Relazione sullo stato di salute del personale militare e civile italiano impiegato nei territori della ex Jugoslavia.
Doc. CCXLIX n. 1
(Esame ai sensi dell'articolo 124, comma 2, del regolamento e rinvio).

  Giovanni Luca ARESTA (M5S), relatore per la IV Commissione, anche per conto del relatore per la XII Commissione, onorevole Panizzut, introduce l'esame della Relazione sullo stato di salute del personale militare e civile italiano impiegato nei territori della ex Jugoslavia riferita al periodo settembre 2007 dicembre 2017 osservando che questa è stata trasmessa al Parlamento, lo scorso 10 maggio, dai Ministri della difesa e della salute e costituisce una rendicontazione di studi già commissionati, ottemperando a un obbligo di legge lungamente disatteso.
  Rileva, infatti, che l'ultimo documento trasmesso risale al 25 settembre 2009, durante il corso della XVI legislatura, da parte dei ministri La Russa e Sacconi, ed appare del tutto anomalo il fatto che per quasi dieci anni non si sia dato seguito alla trasmissione delle relazioni quadrimestrali previste dall'articolo 4-bis del decreto-legge n. 393 del 29 dicembre 2000, l'ultima delle quali è ascrivibile al periodo dal maggio 2007 all'agosto 2007.
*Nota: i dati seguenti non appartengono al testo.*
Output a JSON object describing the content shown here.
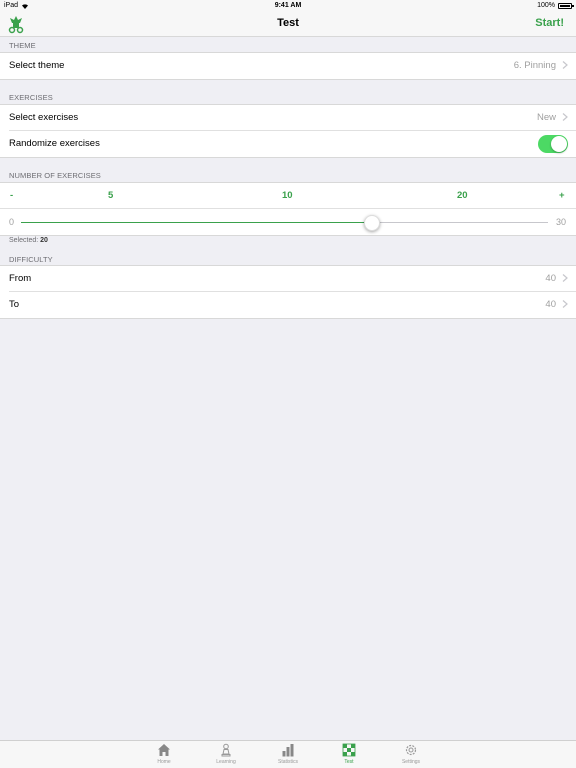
{
  "status_bar": {
    "device": "iPad",
    "time": "9:41 AM",
    "battery": "100%"
  },
  "nav": {
    "title": "Test",
    "start_label": "Start!"
  },
  "theme_section": {
    "header": "THEME",
    "select_theme": {
      "label": "Select theme",
      "value": "6. Pinning"
    }
  },
  "exercises_section": {
    "header": "EXERCISES",
    "select_exercises": {
      "label": "Select exercises",
      "value": "New"
    },
    "randomize": {
      "label": "Randomize exercises",
      "enabled": true
    }
  },
  "number_section": {
    "header": "NUMBER OF EXERCISES",
    "steps": {
      "minus": "-",
      "s1": "5",
      "s2": "10",
      "s3": "20",
      "plus": "+"
    },
    "slider": {
      "min": "0",
      "max": "30",
      "value": 20
    },
    "selected_label": "Selected:",
    "selected_value": "20"
  },
  "difficulty_section": {
    "header": "DIFFICULTY",
    "from": {
      "label": "From",
      "value": "40"
    },
    "to": {
      "label": "To",
      "value": "40"
    }
  },
  "tab_bar": {
    "tabs": [
      {
        "label": "Home",
        "icon": "home-icon"
      },
      {
        "label": "Learning",
        "icon": "pawn-icon"
      },
      {
        "label": "Statistics",
        "icon": "bar-chart-icon"
      },
      {
        "label": "Test",
        "icon": "checkerboard-icon",
        "active": true
      },
      {
        "label": "Settings",
        "icon": "gear-icon"
      }
    ]
  },
  "colors": {
    "accent": "#3aa14c",
    "toggle_on": "#4cd964",
    "background": "#efeff4"
  }
}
  Ricorda che, sempre con l'articolo 4-bis del decreto-legge 29 dicembre 2000, Pag. 20n. 393, recante proroga della partecipazione militare italiana a missioni internazionali di pace, nonché dei programmi delle Forze di polizia italiane in Albania, fu disposta la realizzazione di una campagna di monitoraggio sulle condizioni sanitarie dei cittadini italiani che operassero o avessero operato, a qualunque titolo, nei territori della Bosnia Erzegovina e Kosovo, in missioni internazionali di pace o di assistenza umanitaria, stabilendo altresì che il Governo trasmettesse quadrimestralmente al Parlamento una relazione del Ministro della difesa e del Ministro della sanità sullo stato di salute del personale militare e civile italiano impiegato nei territori della ex Jugoslavia.
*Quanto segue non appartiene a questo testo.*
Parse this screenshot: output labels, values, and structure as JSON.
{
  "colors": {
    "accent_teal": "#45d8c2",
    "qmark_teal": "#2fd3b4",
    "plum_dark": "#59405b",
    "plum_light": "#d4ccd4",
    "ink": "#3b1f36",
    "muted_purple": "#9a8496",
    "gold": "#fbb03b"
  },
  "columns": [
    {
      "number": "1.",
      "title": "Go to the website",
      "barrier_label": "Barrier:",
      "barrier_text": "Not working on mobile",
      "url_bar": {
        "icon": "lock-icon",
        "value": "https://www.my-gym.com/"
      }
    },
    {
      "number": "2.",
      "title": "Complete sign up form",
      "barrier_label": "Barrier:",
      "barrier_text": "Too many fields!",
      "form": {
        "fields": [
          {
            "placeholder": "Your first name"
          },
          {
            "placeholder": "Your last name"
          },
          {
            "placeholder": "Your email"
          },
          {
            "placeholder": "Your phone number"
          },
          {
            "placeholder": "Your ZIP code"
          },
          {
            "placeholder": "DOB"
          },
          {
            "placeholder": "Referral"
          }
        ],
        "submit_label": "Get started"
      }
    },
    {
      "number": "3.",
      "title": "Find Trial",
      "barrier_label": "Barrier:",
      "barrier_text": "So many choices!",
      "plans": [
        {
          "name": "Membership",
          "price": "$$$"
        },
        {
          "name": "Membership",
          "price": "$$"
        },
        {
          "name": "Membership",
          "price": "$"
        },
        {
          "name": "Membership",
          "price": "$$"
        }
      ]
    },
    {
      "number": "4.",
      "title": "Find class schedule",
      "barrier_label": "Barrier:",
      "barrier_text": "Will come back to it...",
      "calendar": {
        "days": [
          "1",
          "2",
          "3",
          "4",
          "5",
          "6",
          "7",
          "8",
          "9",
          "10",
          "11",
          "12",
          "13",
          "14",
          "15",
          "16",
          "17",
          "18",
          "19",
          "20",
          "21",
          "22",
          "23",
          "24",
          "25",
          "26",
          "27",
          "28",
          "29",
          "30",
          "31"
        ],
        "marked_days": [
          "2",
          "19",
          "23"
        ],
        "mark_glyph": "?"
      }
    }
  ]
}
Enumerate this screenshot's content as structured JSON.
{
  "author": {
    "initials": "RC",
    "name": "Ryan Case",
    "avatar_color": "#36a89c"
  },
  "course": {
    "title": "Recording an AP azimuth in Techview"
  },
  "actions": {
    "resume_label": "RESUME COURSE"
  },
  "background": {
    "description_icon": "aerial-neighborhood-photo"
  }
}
  La presentazione al Parlamento della citata Relazione, i cui criteri di elaborazione sono stati spesso al centro di contestazioni – come detto – non è mai stata costante, anzi molto spesso sospesa, tanto per gli accertamenti medesimi che si succedevano, quanto per gli interventi normativi che si susseguivano per fronteggiare le esigenze del personale che talvolta veniva riconosciuto affetto o addirittura deceduto per «esposizione a fattori inquinanti in territorio bellico».
  Sottolinea, quindi, che in seguito all'Accordo Stato-Regioni del 30 maggio 2002, con decreto del Ministro della salute pro tempore del 22 ottobre 2002, vennero fissate le modalità, le condizioni e i criteri per l'attuazione della campagna di monitoraggio, differenziato per popolazione militare e civile, e fu istituito un Comitato tecnico scientifico con compiti di coordinamento e supervisione delle fasi del monitoraggio sanitario.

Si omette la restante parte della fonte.